Moch Prima Fauzi, Jurnalis · Kamis 10 Agustus 2017, 17:42 WIB
https: img-k.okeinfo.net content 2017 08 10 57 1753492 mantap-smartphone-ilegal-bakal-tak-berkutik-di-indonesia-jVsFHvB68M.jpg (Foto: Moch Prima Fauzi/Okezone)

JAKARTA - Kementerian Perindustrian (Kemenperin) mulai mencegah beroperasinya smartphone ilegal di Indonesia. Dengan menggunakan sistem bernama device identification, registration, and blocking system (DIRBS), Kemenperin akan menganalisis nomor IMEI yang berada di sebuah smartphone.

Hal itu untuk menindaklanjuti pengesahan Peraturan Menteri Perindustrian No.56/2016 mengenai tingkat kandungan dalam negeri (TKDN) dan juga Peraturan Pemerintah No.20/2017 mengenai Pengendalian Impor atau Ekspor Barang yang Diduga Merupakan atau Berasal dari Hasil Pelanggaran Hak Kekayaan Intelektual.

Sistem dari DIRBS tersebut akan menargetkan smartphone dengan jaringan 4G ilegal di masa mendatang dengan memverifikasi nomor IMEI smartphone yang menggunakan jaringan dari operator. Dalam proses tersebut, Kemenperin akan mendapatkan data dari database GSM Association guna memastikan keaslian IMEI melalui kerjasama dengan Qualcomm.

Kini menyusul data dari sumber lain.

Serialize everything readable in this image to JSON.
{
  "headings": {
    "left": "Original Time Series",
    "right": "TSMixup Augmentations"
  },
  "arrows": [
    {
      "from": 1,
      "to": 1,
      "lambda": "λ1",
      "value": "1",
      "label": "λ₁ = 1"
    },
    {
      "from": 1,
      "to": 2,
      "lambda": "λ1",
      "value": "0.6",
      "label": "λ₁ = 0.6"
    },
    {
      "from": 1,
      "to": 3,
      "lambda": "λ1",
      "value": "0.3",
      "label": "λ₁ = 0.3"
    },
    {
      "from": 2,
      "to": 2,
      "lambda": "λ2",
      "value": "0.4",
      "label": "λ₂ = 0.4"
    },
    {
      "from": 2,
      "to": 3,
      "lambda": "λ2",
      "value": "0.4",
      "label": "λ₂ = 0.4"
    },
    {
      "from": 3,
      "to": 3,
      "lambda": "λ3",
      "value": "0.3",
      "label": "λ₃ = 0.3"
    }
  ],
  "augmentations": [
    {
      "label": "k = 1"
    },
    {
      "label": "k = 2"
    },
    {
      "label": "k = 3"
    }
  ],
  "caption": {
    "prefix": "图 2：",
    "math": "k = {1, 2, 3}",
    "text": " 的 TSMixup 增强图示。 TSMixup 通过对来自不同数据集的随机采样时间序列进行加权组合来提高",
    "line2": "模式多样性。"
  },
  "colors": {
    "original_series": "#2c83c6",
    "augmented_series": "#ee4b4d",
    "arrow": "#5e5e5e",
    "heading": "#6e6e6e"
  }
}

"Dengan sistem ini verifikasi IMEI dan pengelolaan database akan ditindaklanjuti selanjutnya dengan Kominfo, sehingga bisa dikembangkan lebih lanjut dan bisa menyelesaikan masalah ponsel ilegal juga memproteksi kekayaan intelektual termasuk produk Indonesia," kata Menteri Perindustrian Airlangga Hartarto, Kamis (10/8/2017).

Sementara itu dijelaskan oleh I Gusti Putu Suryawirawan, Direktur Jenderal Industri Logam, Mesin, Alat Transportasi, dan Elektronika (ILMATE) Kemenperin, upaya pemberantasan smartphone ilegal sudah mulai efektif dan diperkirakan membutuhkan waktu sekira 6 bulan untuk proses analisis dan verifikasi data.

Menurut Putu, pendaftaran IMEI sendiri telah mulai dibuka sejak 2013. Namun sayangnya ia tak bisa memberikan informasi detail jumlahnya. "Sejak 2013 sudah terkumpul ratusan juta IMEI yang perlu dianalisa," katanya saat sesi wawancara.

Selain itu ia juga menjelaskan bahwa dengan adanya penerapan sistem ini, smartphone 4G ilegal (termasuk jenis ponsel palsu yang didesain dan menyerupai merek orisinal) tak akan bisa berfungsi di Indonesia.

"Jadi nanti kalau sudah kita berlakukan sudah tidak ada lagi ponsel-ponsel black market (selundupan). Karena satu ponsel satu IMEI, ibaratnya satu orang satu KTP. Tidak bisa dikloning-kloning. (Kalaupun) dia bisa masuk, tidak bisa dioperasikan," jelas Putu.